Il considère au contraire que le dispositif mis en place par le droit français est suffisant : affichage des horaires de travail et de la répartition de la durée du travail, transmission de cet affichage à l’inspection du travail, exigence d’un délai de prévenance raisonnable ou, à défaut de précision dans l’accord, de 7 jours...

Selon lui, le droit des travailleurs d’être informé de tout changement d’horaires de travail est donc respecté.

  • Une décision importante, mais dont la portée demeure relative

La décision rendue par le CEDS n’est pas à prendre à la légère, bien au contraire ! Elle illustre une fois encore les décalages existants entre les "préconisations" européennes et notre droit sur la question du temps de travail.

Néanmoins, pour plusieurs raisons, la portée de cette décision doit être nuancée.

-D’un, elle ne remet pas en cause le dispositif d’aménagement du temps de travail en lui-même et notamment, la possibilité offerte aux employeurs d’entreprises de moins de 50 salariés de mettre en place unilatéralement un tel dispositif sur une période de 9 semaines maximum, ce qui est regrettable…

-De deux, elle n’aura en pratique, que peu d’impact non seulement parce qu’une modulation du temps de travail sur plusieurs années n’est pas à la portée de n’importe quelle entreprise (seules celles qui sont en capacité d’avoir une visibilité à long terme quant à leur activité sont finalement susceptibles d’y avoir recours) mais également parce qu’à ce jour, seule une branche (la métallurgie) s’en est saisie !
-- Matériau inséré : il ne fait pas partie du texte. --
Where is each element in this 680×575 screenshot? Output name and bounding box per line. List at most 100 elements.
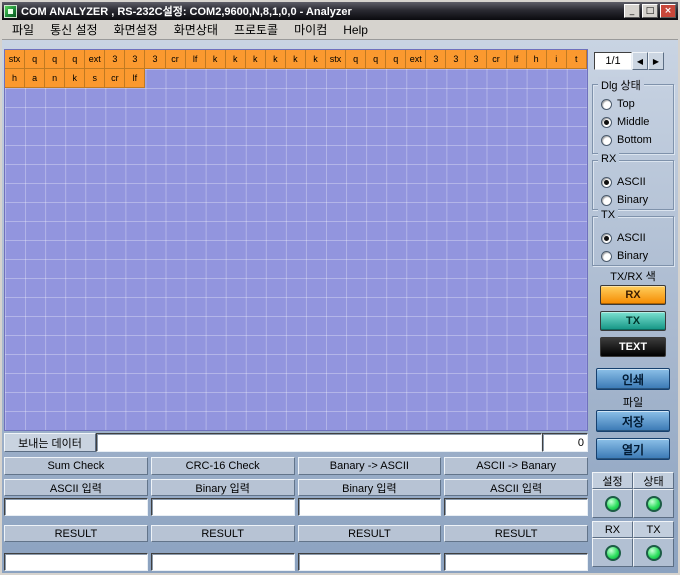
menu-item[interactable]: 마이컴 <box>286 19 335 40</box>
maximize-button[interactable]: □ <box>642 4 658 18</box>
print-button[interactable]: 인쇄 <box>596 368 670 390</box>
data-cell: k <box>286 50 306 69</box>
rx-led-cell <box>592 538 633 567</box>
led-panel-label: TX <box>633 521 674 538</box>
calc-input-field[interactable] <box>4 498 148 516</box>
data-cell: q <box>65 50 85 69</box>
data-cell: q <box>386 50 406 69</box>
data-cell: cr <box>166 50 186 69</box>
text-color-button[interactable]: TEXT <box>600 337 666 357</box>
radio-icon <box>601 233 612 244</box>
radio-icon <box>601 135 612 146</box>
led-panel-label: RX <box>592 521 633 538</box>
calc-column-header: Sum Check <box>4 457 148 475</box>
window-title: COM ANALYZER , RS-232C설정: COM2,9600,N,8,… <box>21 3 620 19</box>
data-cell: k <box>246 50 266 69</box>
data-cell: a <box>25 69 45 88</box>
tx-led <box>646 545 662 561</box>
radio-label: ASCII <box>617 232 646 244</box>
app-icon <box>4 5 17 18</box>
calc-input-label: Binary 입력 <box>151 479 295 496</box>
checksum-tools: Sum Check ASCII 입력 RESULT CRC-16 Check B… <box>4 457 588 571</box>
dlg-state-radio-option[interactable]: Middle <box>593 113 673 131</box>
tx-mode-radio-option[interactable]: Binary <box>593 247 673 265</box>
calc-result-field <box>4 553 148 571</box>
tx-mode-group-title: TX <box>598 209 618 221</box>
rx-color-button[interactable]: RX <box>600 285 666 305</box>
radio-label: Binary <box>617 194 648 206</box>
send-data-label: 보내는 데이터 <box>4 433 96 452</box>
right-panel: 1/1 ◀ ▶ Dlg 상태 Top Middl <box>590 40 676 573</box>
data-cell: q <box>346 50 366 69</box>
led-panel-label: 설정 <box>592 472 633 489</box>
tx-mode-radio-option[interactable]: ASCII <box>593 229 673 247</box>
file-section-title: 파일 <box>590 394 676 410</box>
rx-mode-radio-option[interactable]: ASCII <box>593 173 673 191</box>
rx-led <box>605 545 621 561</box>
led-panel-label: 상태 <box>633 472 674 489</box>
radio-label: Bottom <box>617 134 652 146</box>
calc-column: Banary -> ASCII Binary 입력 RESULT <box>298 457 442 571</box>
menu-item[interactable]: 프로토콜 <box>226 19 286 40</box>
dlg-state-radio-option[interactable]: Top <box>593 95 673 113</box>
menu-item[interactable]: 통신 설정 <box>42 19 106 40</box>
radio-icon <box>601 195 612 206</box>
dlg-state-group-title: Dlg 상태 <box>598 77 644 93</box>
radio-label: Middle <box>617 116 649 128</box>
data-cell: 3 <box>446 50 466 69</box>
data-cell: k <box>266 50 286 69</box>
calc-input-label: Binary 입력 <box>298 479 442 496</box>
status-led <box>646 496 662 512</box>
calc-column-header: Banary -> ASCII <box>298 457 442 475</box>
settings-led <box>605 496 621 512</box>
data-cell: 3 <box>426 50 446 69</box>
menu-item[interactable]: Help <box>335 21 376 39</box>
calc-result-label: RESULT <box>298 525 442 542</box>
data-cell: 3 <box>145 50 165 69</box>
data-cell: ext <box>406 50 426 69</box>
radio-icon <box>601 251 612 262</box>
calc-input-field[interactable] <box>444 498 588 516</box>
data-cell: cr <box>487 50 507 69</box>
menu-item[interactable]: 화면설정 <box>106 19 166 40</box>
close-button[interactable]: × <box>660 4 676 18</box>
calc-result-field <box>151 553 295 571</box>
minimize-button[interactable]: _ <box>624 4 640 18</box>
menu-item[interactable]: 화면상태 <box>166 19 226 40</box>
data-cell: 3 <box>105 50 125 69</box>
calc-input-field[interactable] <box>151 498 295 516</box>
dlg-state-radio-option[interactable]: Bottom <box>593 131 673 149</box>
tx-led-cell <box>633 538 674 567</box>
data-cell: stx <box>326 50 346 69</box>
save-button[interactable]: 저장 <box>596 410 670 432</box>
settings-led-cell <box>592 489 633 518</box>
send-data-input[interactable] <box>96 433 542 452</box>
radio-icon <box>601 99 612 110</box>
data-cell: i <box>547 50 567 69</box>
open-button[interactable]: 열기 <box>596 438 670 460</box>
data-cell: h <box>5 69 25 88</box>
rx-mode-radio-option[interactable]: Binary <box>593 191 673 209</box>
rxtx-led-panel: RX TX <box>592 521 674 567</box>
page-indicator: 1/1 <box>594 52 632 70</box>
next-page-button[interactable]: ▶ <box>648 52 664 70</box>
data-cell: 3 <box>125 50 145 69</box>
txrx-color-title: TX/RX 색 <box>590 268 676 284</box>
prev-page-button[interactable]: ◀ <box>632 52 648 70</box>
data-cell: k <box>65 69 85 88</box>
radio-label: ASCII <box>617 176 646 188</box>
data-cell: s <box>85 69 105 88</box>
menu-item[interactable]: 파일 <box>4 19 42 40</box>
data-cell: n <box>45 69 65 88</box>
calc-column: Sum Check ASCII 입력 RESULT <box>4 457 148 571</box>
radio-label: Top <box>617 98 635 110</box>
data-cell: stx <box>5 50 25 69</box>
calc-column-header: ASCII -> Banary <box>444 457 588 475</box>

-Enfin, rappelons que le CEDS n’est pas une juridiction, mais une instance de contrôle du Conseil de l’Europe, chargée d’examiner le respect de la Charte sociale européenne par les Etats membres, et qu’à ce titre, ses décisions n’ont pas d’effet contraignant dans les droits nationaux. En revanche, elles peuvent être à l’origine d’évolutions législatives, ou encore invoquées par les parties dans le cadre de contentieux et suivies par les juges.

Il reste donc à voir de quelle manière le droit français va se saisir (ou non) de cette décision…

 

 



(1) Art. L.3121-45 C.trav.

(2) Art. L.3121-44 C.trav.

(3) Art. L.3121-42 C.trav.

(4) Art. L.3121-47 C.trav.

 

 

(1) Loi Travail n°2016-1088 du 8.08.16.